What I had thought might be a bit of industrial blackened doom turns out to be more of a progressive traditional style. Progressive traditional. Nice one, Sessions. They call it Dark Metal over at Earache. OK. It's got a familiarity that is undeniable and as old as metal itself, yet it's laced with enough modern sensibility to give it a decent level of contemporary flair. The songs can go from power metal styled gallops to writing you might have expected from Pink Floyd albums. The album is themed around some kind of behind the scenes conspiracies, which is a bit unfortunate. More of the "illuminti" storytelling style is done to death, so it's hard to take that aspect of the record seriously, and that tends to affect the way I react to the individual songs. The record opens up with lines like "You still don't get it, do you. ...They can do whatever they want". Well, yeah I do get it. I have been watching "them" do just that for around twenty-five years now, actually.
But the musicality is strong. As a collection of music alone, this record makes good on the last one's promises. The musicianship is slightly subdued, but still makes its points. This may be because, as I had suspected last time and now have confirmed (fucking web search, Sessions...) this is mainly a one man project in the person of James Fogerty. And even the best musicians seem to get a subdued sound when they do it alone. But with the production this is not much an issue, and the songwriting makes up for it in any case. One thing I really enjoy is the guy's vocals. Clean singing has nearly zero vibrato and decently emotive; not even slightly over the top, but musical never the less. Sometimes the vox remind me of Waters/Gilmour style harmonizing. But it never gets in the way, never squashes the mood or wrecks a good song. Rare shit, friends. Rare fucking shit.

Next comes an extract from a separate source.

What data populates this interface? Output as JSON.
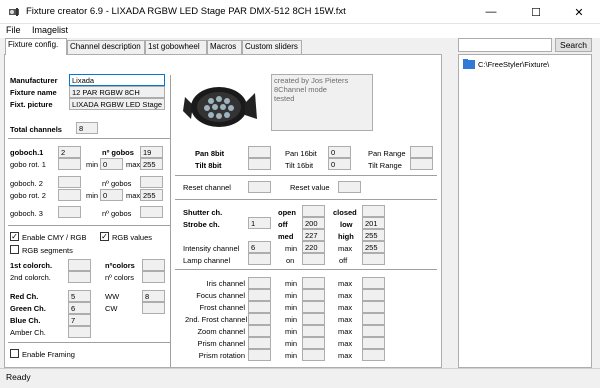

For the bottom line on this I am giving it a warm recommendation. Yes the story is one that can finally be told again for the dozenth time, but the quality, depth and variety of songwriting makes this a good record to have around. Even the keys, which can almost become overwhelming, can't sway me from a thumbs up review. Do yourself a favor, download a track or two and see for yourself. Give the tracks a couple of chances and I believe you will agree that this record belongs in your collection.